The potential biological activity of a targeted drug molecule solely depends on its physicochemical characteristics, and essentially comprises the nature and type of functional moieties and also the spatial arrangement of such groups in the molecules.

Steric Features of Drugs


The potential biological activity of a targeted drug molecule solely depends on its physicochemical characteristics, and essentially comprises the nature and type of functional moieties and also the spatial arrangement of such groups in the molecules. Interestingly, the human body itself represents an asymmetric environment, wherein drug molecules interact with proteins and biological macromolecules (receptors). Hence, it is virtually important and necessary that the decisive functional moieties must be strategically located with respect to exact spatial region encircling the targeted drug molecule, so as to enable the crucial and productive bonding interactions particularly with the receptor, thereby potentially accomplishing the desired pharmacologic effect. It is, however, pertinent to state here that the right fitment of correct 3D-orientation of the functional moieties in a drug substance may ultimately result in the formation of an extremely viable and reasonably strong interaction with its receptor.

Steric factors determined by the stereochemistry of the receptor site surface and that of the drug molecules are, therefore, of primary importance in determining the nature and the efficiency of the drug-receptor interaction. The drug must approach and fit closely into the receptor surface to evoke the pharmacological action. Hence, the drug must possess a high degree of structural specificity or stereo selectivity. Many drugs show stereo selectivity because mostly receptor binds are optically active biological macromolecules, such as protein, polynucleotide, or glycolipids.

For example, diethyl stilboesterol exists in two fixed stereo isomeric forms and trans-diethylstilboestrol is oestrogenic, whereas cis-isomer is only 7% as active. In trans-diethylstilbostrol, resonance interaction and minimal stearic interference tend to hold the two aromatic ring and connecting ethylene carbon atom in the same plane.

In geometric isomers, cisand trans-isomers differ in their physical and chemical properties. Therefore, distribution in the biological medium is different.

Conformational Isomers

Different arrangements in the space for atoms or groups in single bonds are called conformations. Rotations about the bonds allow interconversion of conformers (conformational isomers). The energy barrier between isomers is often high enough for their independent existence and reaction. Differences in the reactivity of functional groups or interaction with biological receptors may be due to differences in steric requirements of the receptors.

Open chains of atoms form an important part of many of the drug molecules. Energy barrier to the free rotations of the chains are present because of the interactions of nonbonded atoms, for example, the atoms tend to position themselves in space so that they occupy staggered positions with no two atoms directly facing each other (eclipsed). Nonbonded interactions in polymethylene chains tend to favour the most extended anticonformations, although some of the partially extended gauche conformations also exist. The conformational isomers show significant differences in biological activities.

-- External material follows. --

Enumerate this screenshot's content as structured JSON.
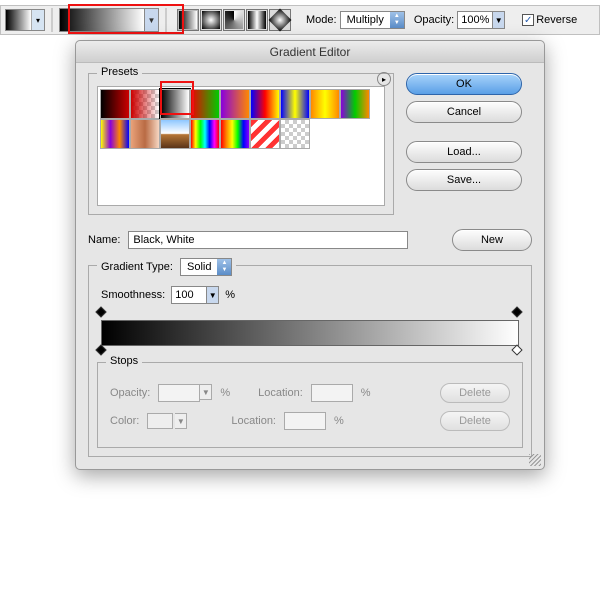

The potential interaction energy of trimethyl ammonium ion and acetoxy group is lowest in the staggered (also called, though erroneously, trans or transoid) conformation, and highest when the two groups are eclipses (cis or cisoid conformation). It has been suggested that acetylcholine interacts with the muscarinic receptor in fully extended staggered conformation and interacts with nicotinic receptor in folded (gauche) conformation. To study the relationship between the possible conformations of rigid analogues of acetylcholine and their biological effects conformationally rigid analogues of acetylcholine have been used. The cis and trans isomers of 2-acetoxy cyclopropyl trimethyl ammonium iodide are two such compounds. The (+) – trans-isomer in which the quaternary nitrogen atom and acetoxy groups are held apart in a shape approximating that of extended conformation of acetylcholine was found to be almost equipped with acetylcholine at the muscarnic receptor, but shows little nicotinic activity. It is easily hydrolyzed by acetyl cholinesterase. In contrast (+) – cis-isomer showed practically no activity at the nicotinic or muscarinic receptor. The results indicate that acetylcholine assumes staggered conformation at the muscarinic receptors.

Optical Isomers

Optical isomers were further categorized as enantiomers and diastereoisomers.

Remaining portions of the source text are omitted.